Vladimir Prelog – the Man
Born in 1906, Vladimir worked and lived in Zurich, Zagreb and Prague. He won the chemistry Nobel Prize in 1975. As a renowned organic chemist, Vladimir worked as a lecturer in the University of Zagreb. He received high accolades for his scientific work that was published in journals and top rated European chemical literature magazines. Unfortunately, this renowned scientist died in 1988.
Born to Croatian parents, Vladimir got his academic interest from his father who was a history professor. Vladimir had a great passion for education, which contributed largely to his impressive career. After the Second World War broke in 1941, Vladimir was invited by Richard Kuhn to lecture in Germany. In 1944, he separated the Togers base chiralenantiomers using chromatography of a substrate that was optically active. Using the thischiral resolution, he proved that both nitrogen and carbon can form the chiral center within a molecule, which was under speculation for many years. He maintained a strong relationship with Ružička that greatly assisted him in climbing the academic hierarchy.
Vladimir’s main interest in his career was on alkaloids. He found the ideal subject on the solanin structure elucidation. He continued to research on alkaloids and concentrated on investigating the strychnine. He opposed Robert Robinson’s strychnine formula, though, he also proposed a wrong formula. This discovery added to his international pride. He performed a research on stereochemistry of organic reactions and molecules that earned him the Nobel prize for chemistry in 1975. It is worth noting that he has a scientific portfolio of well over four hundred works.

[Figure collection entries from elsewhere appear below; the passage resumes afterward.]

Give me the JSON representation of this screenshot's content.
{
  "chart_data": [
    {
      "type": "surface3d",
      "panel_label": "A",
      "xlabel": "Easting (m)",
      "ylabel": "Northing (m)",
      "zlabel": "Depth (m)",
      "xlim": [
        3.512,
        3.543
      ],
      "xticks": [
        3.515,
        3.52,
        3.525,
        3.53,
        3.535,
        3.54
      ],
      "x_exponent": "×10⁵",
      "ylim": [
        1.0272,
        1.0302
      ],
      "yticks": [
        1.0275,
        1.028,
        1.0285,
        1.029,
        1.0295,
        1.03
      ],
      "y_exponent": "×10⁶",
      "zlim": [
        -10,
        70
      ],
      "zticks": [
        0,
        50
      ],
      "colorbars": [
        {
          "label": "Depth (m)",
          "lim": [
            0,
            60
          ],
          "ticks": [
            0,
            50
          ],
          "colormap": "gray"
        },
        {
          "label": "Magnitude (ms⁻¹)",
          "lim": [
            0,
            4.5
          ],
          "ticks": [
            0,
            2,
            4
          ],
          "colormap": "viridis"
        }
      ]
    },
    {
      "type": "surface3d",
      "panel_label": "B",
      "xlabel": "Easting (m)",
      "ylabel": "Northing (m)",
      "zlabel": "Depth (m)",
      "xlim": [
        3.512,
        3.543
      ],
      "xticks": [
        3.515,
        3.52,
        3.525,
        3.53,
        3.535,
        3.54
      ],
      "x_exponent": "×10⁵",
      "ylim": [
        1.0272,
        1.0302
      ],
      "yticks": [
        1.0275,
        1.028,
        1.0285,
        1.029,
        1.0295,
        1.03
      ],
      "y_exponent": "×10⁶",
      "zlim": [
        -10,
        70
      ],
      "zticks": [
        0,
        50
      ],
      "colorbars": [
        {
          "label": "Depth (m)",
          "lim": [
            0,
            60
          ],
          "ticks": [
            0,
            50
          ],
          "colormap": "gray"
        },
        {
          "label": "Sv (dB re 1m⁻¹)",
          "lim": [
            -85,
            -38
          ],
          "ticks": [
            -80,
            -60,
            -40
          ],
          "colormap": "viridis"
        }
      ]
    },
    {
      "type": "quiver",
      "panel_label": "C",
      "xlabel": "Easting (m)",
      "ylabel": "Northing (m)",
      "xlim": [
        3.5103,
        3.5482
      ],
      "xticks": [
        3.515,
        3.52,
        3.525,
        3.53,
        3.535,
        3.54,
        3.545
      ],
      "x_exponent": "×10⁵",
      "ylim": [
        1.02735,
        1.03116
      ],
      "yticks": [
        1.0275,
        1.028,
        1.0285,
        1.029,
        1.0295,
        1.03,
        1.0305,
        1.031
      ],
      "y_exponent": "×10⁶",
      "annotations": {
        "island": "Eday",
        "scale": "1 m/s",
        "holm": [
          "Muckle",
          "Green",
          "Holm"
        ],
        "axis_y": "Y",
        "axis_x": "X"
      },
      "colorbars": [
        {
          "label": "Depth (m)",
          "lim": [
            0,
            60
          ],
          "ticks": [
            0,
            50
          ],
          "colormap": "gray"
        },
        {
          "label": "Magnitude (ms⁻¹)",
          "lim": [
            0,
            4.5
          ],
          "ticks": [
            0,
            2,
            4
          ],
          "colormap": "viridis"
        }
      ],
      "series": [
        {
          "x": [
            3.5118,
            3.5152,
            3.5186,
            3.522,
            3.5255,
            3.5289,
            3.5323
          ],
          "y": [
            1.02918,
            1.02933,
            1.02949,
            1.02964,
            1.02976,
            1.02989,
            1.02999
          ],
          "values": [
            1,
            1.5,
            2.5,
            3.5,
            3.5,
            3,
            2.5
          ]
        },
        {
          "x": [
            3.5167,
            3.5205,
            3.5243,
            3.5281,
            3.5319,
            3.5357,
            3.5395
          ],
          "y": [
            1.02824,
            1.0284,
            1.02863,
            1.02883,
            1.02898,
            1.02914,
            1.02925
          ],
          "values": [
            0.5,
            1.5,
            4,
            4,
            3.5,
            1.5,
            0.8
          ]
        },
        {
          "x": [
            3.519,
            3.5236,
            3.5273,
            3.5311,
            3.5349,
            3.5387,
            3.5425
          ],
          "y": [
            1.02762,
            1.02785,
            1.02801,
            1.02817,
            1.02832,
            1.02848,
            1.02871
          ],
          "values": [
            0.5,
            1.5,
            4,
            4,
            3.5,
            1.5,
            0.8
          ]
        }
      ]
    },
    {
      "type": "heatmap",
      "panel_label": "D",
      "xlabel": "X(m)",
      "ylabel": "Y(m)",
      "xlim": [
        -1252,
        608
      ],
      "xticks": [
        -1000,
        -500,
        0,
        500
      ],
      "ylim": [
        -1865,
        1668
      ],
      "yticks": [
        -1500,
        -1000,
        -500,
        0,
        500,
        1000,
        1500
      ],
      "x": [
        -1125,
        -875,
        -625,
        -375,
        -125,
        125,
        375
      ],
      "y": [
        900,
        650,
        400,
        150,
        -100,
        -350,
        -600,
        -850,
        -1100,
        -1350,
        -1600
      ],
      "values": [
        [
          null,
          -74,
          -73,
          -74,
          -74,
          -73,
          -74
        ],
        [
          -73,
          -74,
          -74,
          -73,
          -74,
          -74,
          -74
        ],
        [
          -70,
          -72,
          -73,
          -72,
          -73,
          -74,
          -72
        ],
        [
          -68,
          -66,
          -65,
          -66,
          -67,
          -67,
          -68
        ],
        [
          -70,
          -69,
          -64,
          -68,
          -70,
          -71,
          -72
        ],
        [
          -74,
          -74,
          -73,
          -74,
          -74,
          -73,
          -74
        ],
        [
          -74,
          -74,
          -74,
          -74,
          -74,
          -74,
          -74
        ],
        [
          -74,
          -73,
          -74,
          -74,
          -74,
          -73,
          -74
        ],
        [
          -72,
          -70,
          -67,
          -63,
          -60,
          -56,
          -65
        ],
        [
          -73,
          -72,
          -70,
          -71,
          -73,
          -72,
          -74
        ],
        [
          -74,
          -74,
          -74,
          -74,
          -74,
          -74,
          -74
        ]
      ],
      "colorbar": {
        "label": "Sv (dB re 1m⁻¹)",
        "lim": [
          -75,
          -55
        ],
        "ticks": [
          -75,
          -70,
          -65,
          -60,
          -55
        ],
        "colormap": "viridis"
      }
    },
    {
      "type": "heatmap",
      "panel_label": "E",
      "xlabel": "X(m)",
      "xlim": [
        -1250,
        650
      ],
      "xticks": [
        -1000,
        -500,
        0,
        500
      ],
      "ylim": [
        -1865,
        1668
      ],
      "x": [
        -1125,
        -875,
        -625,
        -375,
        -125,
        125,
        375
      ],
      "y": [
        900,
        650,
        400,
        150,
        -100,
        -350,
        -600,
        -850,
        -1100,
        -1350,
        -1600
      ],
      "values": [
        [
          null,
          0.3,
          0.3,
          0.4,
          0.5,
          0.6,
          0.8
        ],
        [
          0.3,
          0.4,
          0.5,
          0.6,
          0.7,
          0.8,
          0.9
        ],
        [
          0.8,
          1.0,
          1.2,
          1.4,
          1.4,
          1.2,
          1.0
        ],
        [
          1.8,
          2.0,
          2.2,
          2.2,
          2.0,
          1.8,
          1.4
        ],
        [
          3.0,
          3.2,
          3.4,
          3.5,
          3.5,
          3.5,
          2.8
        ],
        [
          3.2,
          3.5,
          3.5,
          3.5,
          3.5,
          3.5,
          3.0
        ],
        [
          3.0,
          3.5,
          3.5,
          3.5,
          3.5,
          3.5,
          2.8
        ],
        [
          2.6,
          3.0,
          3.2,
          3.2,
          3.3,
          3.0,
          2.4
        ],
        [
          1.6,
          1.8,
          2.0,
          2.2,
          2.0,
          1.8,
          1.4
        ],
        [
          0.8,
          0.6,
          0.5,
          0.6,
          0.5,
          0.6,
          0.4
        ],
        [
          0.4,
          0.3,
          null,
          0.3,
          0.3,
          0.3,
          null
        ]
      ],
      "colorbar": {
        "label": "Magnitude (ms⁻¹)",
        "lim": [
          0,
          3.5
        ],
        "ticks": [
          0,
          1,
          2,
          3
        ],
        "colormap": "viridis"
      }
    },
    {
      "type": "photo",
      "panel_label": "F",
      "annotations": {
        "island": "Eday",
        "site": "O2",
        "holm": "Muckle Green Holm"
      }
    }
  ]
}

It is important to point out that at sixteen years; Vladimir came up with a new analytical instrument solution. This was his first published description in a top German magazine. By 1924, he had finished his High school education after which he moved to Prague to study a diploma in chemical engineering. Upon completion of his diploma, he worked in a private laboratory.
Vladimir Prelog‘s Private Life
Vladimir married Kamila Vitak in 1933 and they were blessed with a son in 1949. He was a strong Swiss patriot and considered himself a citizen of the world. He was a humble and polished man who hated confrontation. Vladimir was always suspicious of political, religious and social aspirations. He was an extremely private person who hardly let anyone in on his inner life. He acquired Swiss citizenship in 1959. In 1991, he was among the Nobel Prize winners who signed the Croatian peace appeal. At the age of ninety one year, this great scientist died in Zurich. In 2001, his ashes were interred in Zagreb at the Mirogoj cemetery. A memorial service for this great man was held in Prague in 2008.
Vladimir Prelog made a significant contribution to world of chemistry. He was passionate about his work and maintained high ethical standard during his career. As a man of integrity, Vladimir gained international recognition and can be fondly remembered for his passion and role in coming up with different chemistry related findings that have been utilized today. Many researchers and scientists today are striving to match the high performing record of Vladimir Prelog.